Post-September FOMC, UOB's Research expects the Fed to continue the rate cut cycle in the remaining meetings of 2024, where this team forecasts 50-bps cuts for the remainder of 2024 (two 25-bps cuts, one each on November 24 and December 24 FOMC). This team maintains the expectations of 100 bps of cuts in 2025 (one 25-bps cut per quarter).
"We also note Powell’s guidance that the Fed forecasts, while not a plan, nonetheless provide a good starting point for where policymakers see things are going right now," Suan added.
There is a difference between UOB and the Fed forecasts. UOB's terminal rate is projected at 3.25 per cent, which is expected to be reached by early 2026 versus the Fed’s longer-run view of 2.9 per cent.
"But the Fed has nudged up the longer-run median view of the FFTR in the last two dot plots, so we will not be surprised that it will be lifted further towards a 3 per cent handle in the subsequent reports, thus likely converging towards our terminal rate projection," he said.
Suan said that despite the impact of the typhoon and a notable rebound in the VND exchange rate since July, UOB's research continues to expect the SBV to maintain its key policy rates for the rest of the year, as the central bank keeps an eye on the upside risks on price pressures.

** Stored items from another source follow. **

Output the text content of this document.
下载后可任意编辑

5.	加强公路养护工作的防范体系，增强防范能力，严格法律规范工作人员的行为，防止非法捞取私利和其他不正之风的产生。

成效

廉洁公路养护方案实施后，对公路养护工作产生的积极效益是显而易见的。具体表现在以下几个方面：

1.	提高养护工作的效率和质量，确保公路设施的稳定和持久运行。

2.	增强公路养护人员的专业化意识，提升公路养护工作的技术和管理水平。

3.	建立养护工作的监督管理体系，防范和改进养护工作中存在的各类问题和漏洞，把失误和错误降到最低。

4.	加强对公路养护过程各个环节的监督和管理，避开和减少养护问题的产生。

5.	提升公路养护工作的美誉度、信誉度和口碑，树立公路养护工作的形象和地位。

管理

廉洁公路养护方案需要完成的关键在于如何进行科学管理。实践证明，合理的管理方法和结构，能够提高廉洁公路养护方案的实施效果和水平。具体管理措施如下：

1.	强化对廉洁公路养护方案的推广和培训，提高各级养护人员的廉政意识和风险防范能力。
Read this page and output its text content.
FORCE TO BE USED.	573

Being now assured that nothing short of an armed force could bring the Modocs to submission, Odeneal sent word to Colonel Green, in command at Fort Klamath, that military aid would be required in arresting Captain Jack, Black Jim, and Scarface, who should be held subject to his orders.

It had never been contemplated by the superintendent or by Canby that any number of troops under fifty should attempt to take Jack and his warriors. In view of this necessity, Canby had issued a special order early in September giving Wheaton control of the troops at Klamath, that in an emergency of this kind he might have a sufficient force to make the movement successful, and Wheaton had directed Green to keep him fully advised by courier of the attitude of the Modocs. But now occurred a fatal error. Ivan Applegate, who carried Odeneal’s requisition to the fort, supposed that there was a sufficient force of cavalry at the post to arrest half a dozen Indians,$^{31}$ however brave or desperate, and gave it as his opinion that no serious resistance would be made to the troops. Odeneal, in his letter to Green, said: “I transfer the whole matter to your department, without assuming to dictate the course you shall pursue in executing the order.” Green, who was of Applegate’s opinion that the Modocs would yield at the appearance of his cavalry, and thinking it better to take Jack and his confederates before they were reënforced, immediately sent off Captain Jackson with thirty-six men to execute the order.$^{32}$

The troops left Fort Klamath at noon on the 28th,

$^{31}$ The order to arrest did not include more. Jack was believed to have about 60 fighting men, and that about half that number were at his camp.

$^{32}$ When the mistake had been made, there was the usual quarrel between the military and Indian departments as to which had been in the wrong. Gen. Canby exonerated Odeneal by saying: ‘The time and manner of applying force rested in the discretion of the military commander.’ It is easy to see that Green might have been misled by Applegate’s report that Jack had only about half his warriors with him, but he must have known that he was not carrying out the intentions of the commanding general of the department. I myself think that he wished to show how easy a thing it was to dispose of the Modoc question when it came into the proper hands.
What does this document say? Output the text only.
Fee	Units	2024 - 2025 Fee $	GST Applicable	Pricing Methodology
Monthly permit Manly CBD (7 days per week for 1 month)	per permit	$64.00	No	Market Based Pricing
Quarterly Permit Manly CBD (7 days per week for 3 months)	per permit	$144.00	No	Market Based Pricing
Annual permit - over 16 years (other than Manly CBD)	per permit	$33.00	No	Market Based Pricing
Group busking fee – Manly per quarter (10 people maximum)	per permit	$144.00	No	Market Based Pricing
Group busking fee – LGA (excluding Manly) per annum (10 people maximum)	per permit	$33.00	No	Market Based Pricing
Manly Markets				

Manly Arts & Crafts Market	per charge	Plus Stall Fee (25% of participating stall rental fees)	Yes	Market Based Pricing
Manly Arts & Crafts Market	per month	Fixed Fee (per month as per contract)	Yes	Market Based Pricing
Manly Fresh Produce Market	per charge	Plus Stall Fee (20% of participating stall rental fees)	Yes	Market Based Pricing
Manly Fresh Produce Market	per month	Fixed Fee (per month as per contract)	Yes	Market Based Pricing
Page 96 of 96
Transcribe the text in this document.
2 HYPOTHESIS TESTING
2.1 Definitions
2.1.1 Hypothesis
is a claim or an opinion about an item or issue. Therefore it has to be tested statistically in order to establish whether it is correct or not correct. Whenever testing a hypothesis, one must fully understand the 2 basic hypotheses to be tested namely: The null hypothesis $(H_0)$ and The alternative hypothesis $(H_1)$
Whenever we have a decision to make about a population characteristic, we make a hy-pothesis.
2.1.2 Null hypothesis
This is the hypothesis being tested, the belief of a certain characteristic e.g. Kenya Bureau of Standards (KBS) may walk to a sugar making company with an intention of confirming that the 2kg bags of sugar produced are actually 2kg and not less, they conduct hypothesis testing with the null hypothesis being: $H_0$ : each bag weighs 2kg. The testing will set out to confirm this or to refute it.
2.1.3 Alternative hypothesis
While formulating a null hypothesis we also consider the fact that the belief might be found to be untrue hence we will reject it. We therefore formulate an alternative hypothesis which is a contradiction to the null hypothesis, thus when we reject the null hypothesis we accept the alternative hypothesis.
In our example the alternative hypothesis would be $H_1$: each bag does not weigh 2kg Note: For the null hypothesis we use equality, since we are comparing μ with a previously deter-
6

Overall consumption price index (CPI) rose by 4 per cent on year in August, just slightly below the 4.5 per cent target. Upward pressures on prices may be more intense following the disruptions to agricultural output, as food accounts for 34 per cent of CPI weight.
"The SBV is likely to adopt a more targeted approach to support impacted individuals and businesses in their regions, rather than implementing a broad, nationwide tool such as interest rate cuts. Consequently, we anticipate the SBV to maintain its refinancing rate at the current 4.5 per cent while focusing on facilitating loan growth and other support measures," Suan said.
"However, the bumper 50bps interest rate cut announced by the US Federal Reserve at its Sep meeting may increase the likelihood, and pressures, on the SBV to consider similar policy easing," he added.